- Firm has between $9 bln and $10 bln of dry powder
- “More agita to come” in energy, says Lee
- Second close for energy mezzanine fund scheduled for March
“At Carlyle we actually have a huge amount of gunpowder – $9 [billion] to $10 billion of fresh gunpowder – available to be deployed to the energy sector in various shapes and forms,” Lee said in a March 24 keynote interview at the Buyouts East conference, which is produced by Buyouts publisher Buyouts Insider.
“I’m not an expert, but I do think there is a real possibility that oil will stay at a low-level, and stay there, longer than people would like. And I think there’s more agita to come in the energy markets,” Lee said.
The firm will consider investing in energy through its energy mezzanine, distressed debt and buyout funds, Lee said. Carlyle was scheduled to hold a second close on roughly $1.3 billion for its second energy mezzanine fund at the end of March, sources have told Buyouts sister publication peHUB.

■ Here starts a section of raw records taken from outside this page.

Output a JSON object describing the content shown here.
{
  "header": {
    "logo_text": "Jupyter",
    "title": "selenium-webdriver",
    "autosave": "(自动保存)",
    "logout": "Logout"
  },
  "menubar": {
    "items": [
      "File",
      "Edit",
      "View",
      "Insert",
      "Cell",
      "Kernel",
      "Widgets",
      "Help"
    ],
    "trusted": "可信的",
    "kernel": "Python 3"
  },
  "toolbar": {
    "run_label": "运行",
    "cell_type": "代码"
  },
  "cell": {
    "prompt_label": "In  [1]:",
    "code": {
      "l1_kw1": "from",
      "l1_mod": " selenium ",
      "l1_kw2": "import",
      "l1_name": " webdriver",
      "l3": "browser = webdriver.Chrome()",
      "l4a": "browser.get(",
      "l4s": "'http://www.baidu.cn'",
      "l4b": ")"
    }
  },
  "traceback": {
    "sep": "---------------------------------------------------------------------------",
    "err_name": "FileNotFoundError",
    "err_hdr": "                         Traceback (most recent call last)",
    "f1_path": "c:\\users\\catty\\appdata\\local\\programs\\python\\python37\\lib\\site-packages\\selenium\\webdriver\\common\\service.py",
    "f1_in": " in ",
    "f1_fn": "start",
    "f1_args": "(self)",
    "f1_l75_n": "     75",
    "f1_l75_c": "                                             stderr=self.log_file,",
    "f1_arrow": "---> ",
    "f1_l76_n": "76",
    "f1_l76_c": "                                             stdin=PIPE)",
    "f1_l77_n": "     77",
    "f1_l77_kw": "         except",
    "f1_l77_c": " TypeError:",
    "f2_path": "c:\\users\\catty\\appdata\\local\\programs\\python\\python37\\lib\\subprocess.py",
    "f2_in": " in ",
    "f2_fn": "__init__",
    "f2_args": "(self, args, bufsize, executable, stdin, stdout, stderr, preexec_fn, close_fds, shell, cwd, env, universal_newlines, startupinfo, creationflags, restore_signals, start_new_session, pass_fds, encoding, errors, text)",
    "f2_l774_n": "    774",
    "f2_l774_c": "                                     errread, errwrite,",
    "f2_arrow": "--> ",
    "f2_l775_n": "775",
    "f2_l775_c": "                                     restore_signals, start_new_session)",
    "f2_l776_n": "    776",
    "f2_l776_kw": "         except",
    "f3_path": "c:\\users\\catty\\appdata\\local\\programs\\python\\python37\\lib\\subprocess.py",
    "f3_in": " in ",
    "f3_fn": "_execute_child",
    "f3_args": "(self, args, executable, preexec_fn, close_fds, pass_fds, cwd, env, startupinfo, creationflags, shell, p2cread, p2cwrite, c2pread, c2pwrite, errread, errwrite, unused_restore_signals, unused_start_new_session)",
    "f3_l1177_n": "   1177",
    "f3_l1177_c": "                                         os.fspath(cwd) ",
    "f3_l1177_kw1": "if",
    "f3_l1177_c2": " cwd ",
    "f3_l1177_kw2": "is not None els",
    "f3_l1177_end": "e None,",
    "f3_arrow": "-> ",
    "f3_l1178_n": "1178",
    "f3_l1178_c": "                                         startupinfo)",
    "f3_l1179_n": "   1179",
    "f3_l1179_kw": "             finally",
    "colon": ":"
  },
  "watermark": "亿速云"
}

Plummeting oil and gas prices depressed the valuations of many energy sector companies. Declining oil and gas-related revenues at those companies could create a wave of opportunities for private equity firms looking to acquire energy assets at reduced or distressed prices, market sources said. Several firms, including Apollo Global Management, Avenue Capital, Blackstone Group, Goldman Sachs and Riverstone Holdings have announced energy credit funds in recent months.
“I can tell you there are lots companies knocking on our doors,” Lee said. “They’re not looking for a little bit of money; they’re looking for a big chunk of money to get them through the current agita, disruption, that’s occurring in the sector.”